I'm trying to run Naive Bayes for classification on few texts in R. When predicting for a testing set (8 texts) together, I'm getting the following posterior probabilities : (notice the first text's probability values)
using library(e1071)
and library(tm)
. My subset of the training data looks like this
subset<-dput(head(sample_data,8))structure(list(Text=c("Kretz, the former CEO of Hanover Corporation, previously pleaded guilty to money laundering, and conspiracy to commit securities fraud, wire fraud and mail fraud.","Tard¢n was the head of an international narcotics trafficking and money laundering syndicate which distributed over 7,500 kilograms of South American cocaine","Ellison previously pleaded guilty to charges of health care fraud and money laundering","Paris was under attack on Friday by ISIS","A fraud of 20 million Euros have been booked against him for financing terrorist activities","Black money has been a common issue with Indian progress","Corruption charges has been placed against the NGO","An enquiry commission has been put in place regarding the recent uproar "),Category=structure(c(1L,1L,1L,1L,1L,1L,1L,1L),.Label=c("Money laundering","Money laundering","Money laundering","Terrorist Financing","Terrorist Financing","Bribery and Corruption","Bribery and Corruption","Bribery and Corruption"),class="factors"),.Names=c("Text","Category"),class="data.frame"))

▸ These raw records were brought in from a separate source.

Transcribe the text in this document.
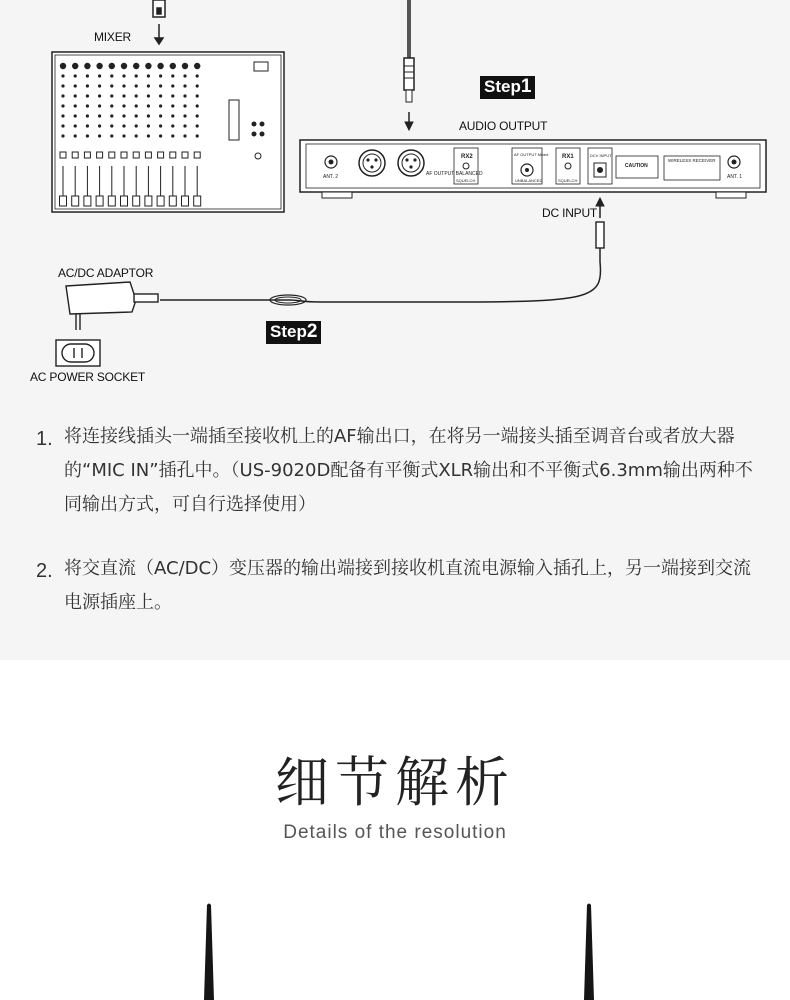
ANT. 2	AF OUTPUT BALANCED
RX2
SQUELCH
AF OUTPUT Mixed
UNBALANCED
RX1
SQUELCH
DCV INPUT
CAUTION
WIRELESS RECEIVER
ANT. 1
MIXER
AUDIO OUTPUT
DC INPUT
AC/DC ADAPTOR
AC POWER SOCKET
Step1
Step2
1. 将连接线插头一端插至接收机上的AF输出口，在将另一端接头插至调音台或者放大器的“MIC IN”插孔中。（US-9020D配备有平衡式XLR输出和不平衡式6.3mm输出两种不同输出方式，可自行选择使用）
2. 将交直流（AC/DC）变压器的输出端接到接收机直流电源输入插孔上，另一端接到交流电源插座上。
细节解析
Details of the resolution
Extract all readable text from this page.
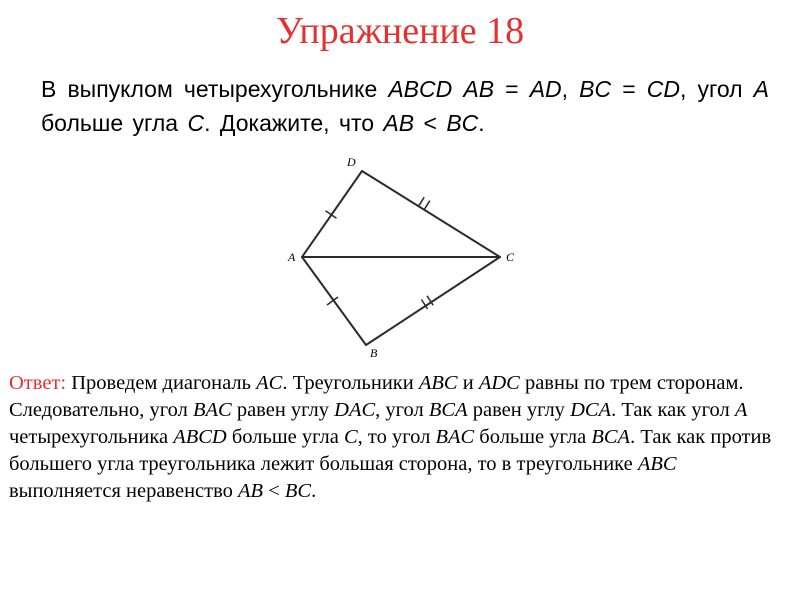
Упражнение 18
В выпуклом четырехугольнике ABCD AB = AD, BC = CD, угол A больше угла C. Докажите, что AB < BC.
D
A	C
B
Ответ: Проведем диагональ AC. Треугольники ABC и ADC равны по трем сторонам. Следовательно, угол BAC равен углу DAC, угол BCA равен углу DCA. Так как угол A четырехугольника ABCD больше угла C, то угол BAC больше угла BCA. Так как против большего угла треугольника лежит большая сторона, то в треугольнике ABC выполняется неравенство AB < BC.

Since the training set is quite small I used the following code to prepare my training data for modelling
traindata <- as.data.frame(rbind(as.matrix(subset[1:8, c(1,2)])),as.matrix(subset[1:8,c(1,2)]))
testdata<-structure(list(Text=c("he is in jail for corruption charges","he cheat","he is involved in a racket","this is a violation of the law","this bank is fraud","gaming dupe us","he committed fraud","bank is involved in forgery"),Category=c("","","","","","","","")),.Names=c("Text","Category"),class="data.frame")
After preparing the corpus,removing stopwords,creating the training and testing matrix I pass the following command
model <- naiveBayes(as.matrix(trainmatrix),as.factor(traindata$Category));
results<-predict(model, as.matrix(testmatrix), type="raw")
and get the following result
Posterior probability values for 8 texts in test set
but when I'm passing only one text (in this case, first among the 8), the posterior probability changes to : (first text is showing different probability values)
Posterior probability value changes for the first text from test set
I fail to understand how this is happening as the training data remains the same and nothing is getting changed in the code. Can someone please help me?